Maybe more important than any other benefit of working at a startup is the realization that hard work, creative thinking, and tenacity are worth a whole lot. Once you’ve created something of your own sweat, something tangible and whole, something you can touch, feel, or use, you really begin to appreciate personal ownership. You’ll more than ever be confident in what you can do, the business you can build, and what the future holds for you as an entrepreneur. 

Working for a startup vs big corporate company

When it comes to a duel between working for a startup and corporate, you probably should first understand the basics of each type of workplace and primary intent. Think about it: A startup may provide more flexible hours now, but will it give you the ability to move up into a senior management position in the future? A corporate job may be the perfect place to get structured on-the-job training, but will it give you the creative thinking skills you need to open your own business in a few years?

To fast-track your entrepreneur journey, you want to work in an environment that would make you a creative thinker and equip you with the skills needed to open your own business.

You might do the same set of tasks for several years at a big corporation until someone above you retires or gets a promotion. While at a startup, your role and responsibilities will frequently evolve, even multiple times a year. Within six months, you might be doing something significantly different from the position you were hired to do. That means your skill set will have to grow at an equally fast clip.

The type of work you perform will change based on the organization’s current challenges. Whether launching a new product, working with an extensive client for the first time, redesigning the website, or trying a new marketing campaign, startups are always experimenting. If you’re committed to learning and adding value, your priorities will shift with every trial and error.

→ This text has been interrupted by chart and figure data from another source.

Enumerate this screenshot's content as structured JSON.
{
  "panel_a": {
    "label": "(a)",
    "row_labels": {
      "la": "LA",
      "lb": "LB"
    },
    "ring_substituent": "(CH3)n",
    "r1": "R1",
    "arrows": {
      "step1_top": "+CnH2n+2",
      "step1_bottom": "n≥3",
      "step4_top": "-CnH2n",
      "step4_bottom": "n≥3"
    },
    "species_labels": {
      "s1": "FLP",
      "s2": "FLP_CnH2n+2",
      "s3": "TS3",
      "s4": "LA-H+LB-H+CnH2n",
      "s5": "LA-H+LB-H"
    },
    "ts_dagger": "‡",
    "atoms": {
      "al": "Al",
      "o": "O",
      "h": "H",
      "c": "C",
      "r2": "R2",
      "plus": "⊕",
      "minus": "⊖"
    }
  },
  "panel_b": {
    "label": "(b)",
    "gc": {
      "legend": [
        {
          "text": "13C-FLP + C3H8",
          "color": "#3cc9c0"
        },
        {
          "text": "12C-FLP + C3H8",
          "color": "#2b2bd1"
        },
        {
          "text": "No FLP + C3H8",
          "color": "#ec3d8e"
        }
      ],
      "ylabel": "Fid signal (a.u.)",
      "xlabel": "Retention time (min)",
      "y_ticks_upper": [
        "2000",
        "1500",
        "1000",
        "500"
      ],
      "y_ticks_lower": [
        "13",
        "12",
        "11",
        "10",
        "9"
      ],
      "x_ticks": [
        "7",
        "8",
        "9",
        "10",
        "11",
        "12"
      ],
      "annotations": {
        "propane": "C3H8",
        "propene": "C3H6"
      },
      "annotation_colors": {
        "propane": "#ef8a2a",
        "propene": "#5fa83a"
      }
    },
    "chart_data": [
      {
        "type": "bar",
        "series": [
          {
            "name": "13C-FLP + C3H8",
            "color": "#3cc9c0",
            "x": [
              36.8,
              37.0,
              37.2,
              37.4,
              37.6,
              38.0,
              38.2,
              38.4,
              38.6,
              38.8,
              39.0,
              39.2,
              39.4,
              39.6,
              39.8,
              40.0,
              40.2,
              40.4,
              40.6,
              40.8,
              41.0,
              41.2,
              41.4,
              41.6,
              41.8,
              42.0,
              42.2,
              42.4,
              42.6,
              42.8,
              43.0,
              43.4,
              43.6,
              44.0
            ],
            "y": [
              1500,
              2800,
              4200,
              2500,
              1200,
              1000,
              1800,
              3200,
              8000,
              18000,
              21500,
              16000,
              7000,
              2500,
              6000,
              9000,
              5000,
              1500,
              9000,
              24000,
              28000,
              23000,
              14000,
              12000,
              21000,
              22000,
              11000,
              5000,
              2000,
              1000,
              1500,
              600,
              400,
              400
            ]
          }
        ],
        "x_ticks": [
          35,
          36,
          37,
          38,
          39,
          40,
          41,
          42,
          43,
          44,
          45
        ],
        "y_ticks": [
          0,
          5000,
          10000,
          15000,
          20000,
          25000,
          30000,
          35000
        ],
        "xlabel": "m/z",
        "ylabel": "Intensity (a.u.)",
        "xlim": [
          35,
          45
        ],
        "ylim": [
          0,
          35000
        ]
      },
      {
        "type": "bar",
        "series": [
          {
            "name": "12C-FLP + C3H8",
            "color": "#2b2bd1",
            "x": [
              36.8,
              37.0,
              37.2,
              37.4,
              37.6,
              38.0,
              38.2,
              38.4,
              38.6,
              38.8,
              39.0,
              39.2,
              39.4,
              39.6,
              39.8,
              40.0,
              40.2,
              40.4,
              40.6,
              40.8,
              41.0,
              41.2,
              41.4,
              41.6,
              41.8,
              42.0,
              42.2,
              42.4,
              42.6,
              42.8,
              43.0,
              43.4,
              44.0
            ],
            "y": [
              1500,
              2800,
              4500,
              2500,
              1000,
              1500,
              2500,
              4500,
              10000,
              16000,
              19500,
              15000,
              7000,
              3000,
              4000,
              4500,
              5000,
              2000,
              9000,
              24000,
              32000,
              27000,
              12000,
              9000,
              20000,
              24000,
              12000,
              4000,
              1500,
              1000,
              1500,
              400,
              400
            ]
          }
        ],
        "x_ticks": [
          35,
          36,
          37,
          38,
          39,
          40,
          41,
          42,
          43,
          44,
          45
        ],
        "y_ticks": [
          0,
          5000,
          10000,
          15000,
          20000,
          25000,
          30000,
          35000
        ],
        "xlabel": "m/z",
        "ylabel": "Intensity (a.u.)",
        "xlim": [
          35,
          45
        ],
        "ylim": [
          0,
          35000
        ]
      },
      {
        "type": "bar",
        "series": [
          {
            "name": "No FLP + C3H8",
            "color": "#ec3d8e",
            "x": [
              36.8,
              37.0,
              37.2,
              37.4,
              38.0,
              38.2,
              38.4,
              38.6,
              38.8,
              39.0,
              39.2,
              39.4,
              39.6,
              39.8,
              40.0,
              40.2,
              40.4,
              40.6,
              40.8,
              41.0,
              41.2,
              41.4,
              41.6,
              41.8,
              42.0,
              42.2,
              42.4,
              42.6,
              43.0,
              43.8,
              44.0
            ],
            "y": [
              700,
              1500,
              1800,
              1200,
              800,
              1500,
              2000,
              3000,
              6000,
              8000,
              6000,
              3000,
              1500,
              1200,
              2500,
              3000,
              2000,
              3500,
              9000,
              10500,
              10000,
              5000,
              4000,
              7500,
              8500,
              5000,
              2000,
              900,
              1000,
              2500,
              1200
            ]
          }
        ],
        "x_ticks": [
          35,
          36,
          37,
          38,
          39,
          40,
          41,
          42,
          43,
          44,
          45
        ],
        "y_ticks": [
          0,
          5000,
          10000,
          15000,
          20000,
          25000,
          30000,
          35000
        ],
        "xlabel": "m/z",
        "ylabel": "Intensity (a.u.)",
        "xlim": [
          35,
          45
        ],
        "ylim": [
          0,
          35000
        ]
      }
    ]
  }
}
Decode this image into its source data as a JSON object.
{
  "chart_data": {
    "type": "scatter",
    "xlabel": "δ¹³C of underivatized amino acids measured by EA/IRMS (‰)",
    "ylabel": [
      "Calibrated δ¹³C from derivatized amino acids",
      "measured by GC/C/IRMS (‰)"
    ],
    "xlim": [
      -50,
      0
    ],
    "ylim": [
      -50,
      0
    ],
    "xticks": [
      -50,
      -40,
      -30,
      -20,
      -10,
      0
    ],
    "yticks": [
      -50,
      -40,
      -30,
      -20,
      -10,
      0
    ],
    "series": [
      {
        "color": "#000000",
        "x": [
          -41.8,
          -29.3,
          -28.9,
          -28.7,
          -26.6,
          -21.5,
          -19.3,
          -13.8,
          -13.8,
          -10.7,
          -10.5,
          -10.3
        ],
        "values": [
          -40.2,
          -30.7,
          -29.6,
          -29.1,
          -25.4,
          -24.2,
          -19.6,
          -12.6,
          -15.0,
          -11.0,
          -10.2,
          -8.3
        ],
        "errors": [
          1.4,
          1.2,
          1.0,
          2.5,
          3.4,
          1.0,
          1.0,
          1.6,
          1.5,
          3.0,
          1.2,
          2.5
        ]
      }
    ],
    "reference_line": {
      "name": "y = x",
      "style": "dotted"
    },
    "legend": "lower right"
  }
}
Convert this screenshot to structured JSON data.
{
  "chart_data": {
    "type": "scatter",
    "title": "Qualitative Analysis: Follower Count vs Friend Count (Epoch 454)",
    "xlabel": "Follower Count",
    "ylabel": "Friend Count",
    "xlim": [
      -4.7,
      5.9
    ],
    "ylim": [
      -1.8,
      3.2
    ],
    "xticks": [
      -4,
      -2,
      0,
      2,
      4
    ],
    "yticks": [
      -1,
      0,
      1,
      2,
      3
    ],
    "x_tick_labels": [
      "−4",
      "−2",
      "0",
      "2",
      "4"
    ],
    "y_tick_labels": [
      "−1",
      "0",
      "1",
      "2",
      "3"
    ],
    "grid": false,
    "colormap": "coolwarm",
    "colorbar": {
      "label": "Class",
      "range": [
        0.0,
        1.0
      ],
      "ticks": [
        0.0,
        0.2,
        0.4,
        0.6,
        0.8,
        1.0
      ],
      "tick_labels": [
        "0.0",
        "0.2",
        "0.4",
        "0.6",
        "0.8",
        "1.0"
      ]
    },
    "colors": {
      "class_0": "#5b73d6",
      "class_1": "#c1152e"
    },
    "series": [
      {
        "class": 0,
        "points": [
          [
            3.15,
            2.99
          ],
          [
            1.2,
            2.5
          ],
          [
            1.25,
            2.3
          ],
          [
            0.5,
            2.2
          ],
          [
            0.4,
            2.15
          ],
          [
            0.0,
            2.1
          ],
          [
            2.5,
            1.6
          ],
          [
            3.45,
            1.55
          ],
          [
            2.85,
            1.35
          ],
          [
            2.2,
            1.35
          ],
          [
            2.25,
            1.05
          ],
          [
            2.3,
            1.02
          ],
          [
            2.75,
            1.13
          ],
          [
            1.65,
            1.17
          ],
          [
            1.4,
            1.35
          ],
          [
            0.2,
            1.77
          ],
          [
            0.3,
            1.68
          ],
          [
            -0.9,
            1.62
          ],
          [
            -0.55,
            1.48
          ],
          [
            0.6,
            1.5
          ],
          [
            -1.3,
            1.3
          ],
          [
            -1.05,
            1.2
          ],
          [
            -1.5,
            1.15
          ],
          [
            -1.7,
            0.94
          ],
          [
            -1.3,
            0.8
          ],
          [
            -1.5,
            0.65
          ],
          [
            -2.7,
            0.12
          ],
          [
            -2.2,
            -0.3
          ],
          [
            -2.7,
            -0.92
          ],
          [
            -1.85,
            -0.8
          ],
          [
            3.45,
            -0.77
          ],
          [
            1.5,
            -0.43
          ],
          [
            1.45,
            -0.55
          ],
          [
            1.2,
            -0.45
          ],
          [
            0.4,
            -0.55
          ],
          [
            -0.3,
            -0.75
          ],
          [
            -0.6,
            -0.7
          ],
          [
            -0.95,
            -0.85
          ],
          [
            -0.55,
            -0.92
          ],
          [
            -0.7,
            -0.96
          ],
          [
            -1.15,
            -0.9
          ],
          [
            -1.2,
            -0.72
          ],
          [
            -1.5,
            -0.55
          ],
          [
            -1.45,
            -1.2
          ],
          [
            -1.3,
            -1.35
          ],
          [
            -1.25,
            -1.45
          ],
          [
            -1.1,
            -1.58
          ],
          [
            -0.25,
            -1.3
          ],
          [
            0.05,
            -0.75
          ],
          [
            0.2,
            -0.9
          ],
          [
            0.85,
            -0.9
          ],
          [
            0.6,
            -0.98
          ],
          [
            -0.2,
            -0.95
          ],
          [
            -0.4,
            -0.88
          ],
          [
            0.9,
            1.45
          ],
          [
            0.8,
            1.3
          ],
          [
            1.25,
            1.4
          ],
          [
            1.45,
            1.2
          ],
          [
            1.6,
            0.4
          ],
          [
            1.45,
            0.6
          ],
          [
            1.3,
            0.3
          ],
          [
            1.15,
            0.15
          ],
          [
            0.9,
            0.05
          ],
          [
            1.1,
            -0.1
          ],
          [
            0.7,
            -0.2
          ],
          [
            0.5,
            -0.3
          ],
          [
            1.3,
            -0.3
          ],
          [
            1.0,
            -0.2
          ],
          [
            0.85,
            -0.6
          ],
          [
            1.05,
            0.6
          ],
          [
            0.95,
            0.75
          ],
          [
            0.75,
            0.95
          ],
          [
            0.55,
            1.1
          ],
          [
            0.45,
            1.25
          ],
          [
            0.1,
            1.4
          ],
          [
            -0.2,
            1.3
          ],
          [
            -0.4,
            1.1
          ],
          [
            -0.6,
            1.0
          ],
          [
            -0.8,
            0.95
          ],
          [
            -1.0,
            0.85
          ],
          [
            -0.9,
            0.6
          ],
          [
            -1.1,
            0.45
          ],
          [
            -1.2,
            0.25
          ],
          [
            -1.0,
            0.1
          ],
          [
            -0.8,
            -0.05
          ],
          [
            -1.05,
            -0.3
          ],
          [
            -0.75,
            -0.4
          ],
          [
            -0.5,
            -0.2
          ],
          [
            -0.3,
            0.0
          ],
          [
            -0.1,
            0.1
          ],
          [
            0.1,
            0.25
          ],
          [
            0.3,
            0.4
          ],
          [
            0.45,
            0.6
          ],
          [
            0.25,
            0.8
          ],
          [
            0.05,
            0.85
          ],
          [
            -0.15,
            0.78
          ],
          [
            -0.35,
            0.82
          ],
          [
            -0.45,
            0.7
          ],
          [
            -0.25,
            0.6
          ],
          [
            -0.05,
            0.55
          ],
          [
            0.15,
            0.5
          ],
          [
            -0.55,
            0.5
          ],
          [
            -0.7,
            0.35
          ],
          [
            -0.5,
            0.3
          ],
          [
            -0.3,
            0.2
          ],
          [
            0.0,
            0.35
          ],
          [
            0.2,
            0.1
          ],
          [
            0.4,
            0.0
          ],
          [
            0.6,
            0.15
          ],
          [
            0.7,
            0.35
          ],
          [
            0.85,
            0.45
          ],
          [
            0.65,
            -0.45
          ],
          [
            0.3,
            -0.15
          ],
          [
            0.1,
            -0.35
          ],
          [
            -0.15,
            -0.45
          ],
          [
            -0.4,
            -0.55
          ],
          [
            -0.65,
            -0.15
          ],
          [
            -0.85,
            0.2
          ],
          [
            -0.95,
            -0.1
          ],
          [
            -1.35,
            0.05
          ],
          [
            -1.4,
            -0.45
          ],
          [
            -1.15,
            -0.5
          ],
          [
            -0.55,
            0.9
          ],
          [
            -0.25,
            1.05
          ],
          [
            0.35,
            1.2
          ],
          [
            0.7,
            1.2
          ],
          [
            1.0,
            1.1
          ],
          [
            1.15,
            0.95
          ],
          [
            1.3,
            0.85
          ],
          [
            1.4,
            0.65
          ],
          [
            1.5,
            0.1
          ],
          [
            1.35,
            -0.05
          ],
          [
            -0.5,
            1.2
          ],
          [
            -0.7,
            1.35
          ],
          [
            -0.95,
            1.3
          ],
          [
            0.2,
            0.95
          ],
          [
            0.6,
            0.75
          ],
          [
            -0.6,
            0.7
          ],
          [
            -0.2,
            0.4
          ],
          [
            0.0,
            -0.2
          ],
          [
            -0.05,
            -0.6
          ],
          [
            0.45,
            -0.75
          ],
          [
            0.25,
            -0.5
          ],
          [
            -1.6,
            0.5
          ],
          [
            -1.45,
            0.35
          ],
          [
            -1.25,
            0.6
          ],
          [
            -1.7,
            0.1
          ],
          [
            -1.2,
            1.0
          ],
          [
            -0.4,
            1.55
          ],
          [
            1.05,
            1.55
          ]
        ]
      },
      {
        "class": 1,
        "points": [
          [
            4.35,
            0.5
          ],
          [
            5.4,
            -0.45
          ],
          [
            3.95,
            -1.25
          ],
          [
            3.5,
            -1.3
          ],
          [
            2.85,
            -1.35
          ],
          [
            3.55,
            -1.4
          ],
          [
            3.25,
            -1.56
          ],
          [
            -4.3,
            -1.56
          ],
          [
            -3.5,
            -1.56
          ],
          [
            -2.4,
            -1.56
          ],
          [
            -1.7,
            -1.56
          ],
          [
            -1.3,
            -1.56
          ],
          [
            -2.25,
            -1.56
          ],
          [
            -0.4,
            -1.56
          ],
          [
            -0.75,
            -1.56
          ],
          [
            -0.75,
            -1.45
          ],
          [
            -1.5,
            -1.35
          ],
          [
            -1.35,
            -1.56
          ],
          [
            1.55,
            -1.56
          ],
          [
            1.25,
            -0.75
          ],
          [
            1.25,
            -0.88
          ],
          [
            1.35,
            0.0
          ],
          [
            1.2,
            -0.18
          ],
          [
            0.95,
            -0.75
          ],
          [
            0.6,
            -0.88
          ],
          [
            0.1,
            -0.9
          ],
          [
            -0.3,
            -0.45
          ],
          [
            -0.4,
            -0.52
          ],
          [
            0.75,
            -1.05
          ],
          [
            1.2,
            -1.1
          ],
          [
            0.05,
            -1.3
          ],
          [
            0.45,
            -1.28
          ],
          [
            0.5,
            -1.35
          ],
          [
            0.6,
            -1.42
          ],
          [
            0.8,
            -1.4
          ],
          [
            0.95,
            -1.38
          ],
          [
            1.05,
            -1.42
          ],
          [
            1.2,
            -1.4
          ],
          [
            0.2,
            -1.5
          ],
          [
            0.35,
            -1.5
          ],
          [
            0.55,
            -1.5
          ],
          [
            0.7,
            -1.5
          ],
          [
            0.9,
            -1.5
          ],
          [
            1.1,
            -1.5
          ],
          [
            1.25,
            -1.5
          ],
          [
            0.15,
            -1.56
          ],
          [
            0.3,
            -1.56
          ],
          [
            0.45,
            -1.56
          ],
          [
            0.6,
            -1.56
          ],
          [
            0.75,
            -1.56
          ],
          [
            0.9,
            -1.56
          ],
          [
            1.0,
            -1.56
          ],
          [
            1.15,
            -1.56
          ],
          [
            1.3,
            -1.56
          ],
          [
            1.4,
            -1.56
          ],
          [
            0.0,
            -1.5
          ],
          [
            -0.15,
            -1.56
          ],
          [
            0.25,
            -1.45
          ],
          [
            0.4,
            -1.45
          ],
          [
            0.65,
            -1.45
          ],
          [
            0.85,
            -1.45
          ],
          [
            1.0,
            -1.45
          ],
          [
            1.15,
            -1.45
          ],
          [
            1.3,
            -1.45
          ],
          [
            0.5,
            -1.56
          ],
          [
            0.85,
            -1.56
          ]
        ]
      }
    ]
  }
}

At a big, established company, most roles are highly specialised, and when a new problem occurs, it will be addressed by the person or team with that specific set of skills. If you try to solve a problem not related to your department, you’re likely to step on some toes.

At a startup—especially a very small one—nearly every problem is an opportunity for you to step in and add value. One of the great things about the rapid pace of startup life is that you’ll have the chance to learn various transferable skills needed to build your business ground up than you’ll do in a big corporation.

Conclusion

Working for a startup will teach you to live with stress and pressure and hustle or develop creative solutions. It teaches you to become bold, take risks, set your direction, and move fast along. It is your training ground to make you self-reliant, persistent, resilient, quick, agile, and execution-driven.

So, before you start your own business, it is the most effective conduit to work for a startup and see it as a fertile ground for your transition into entrepreneurship.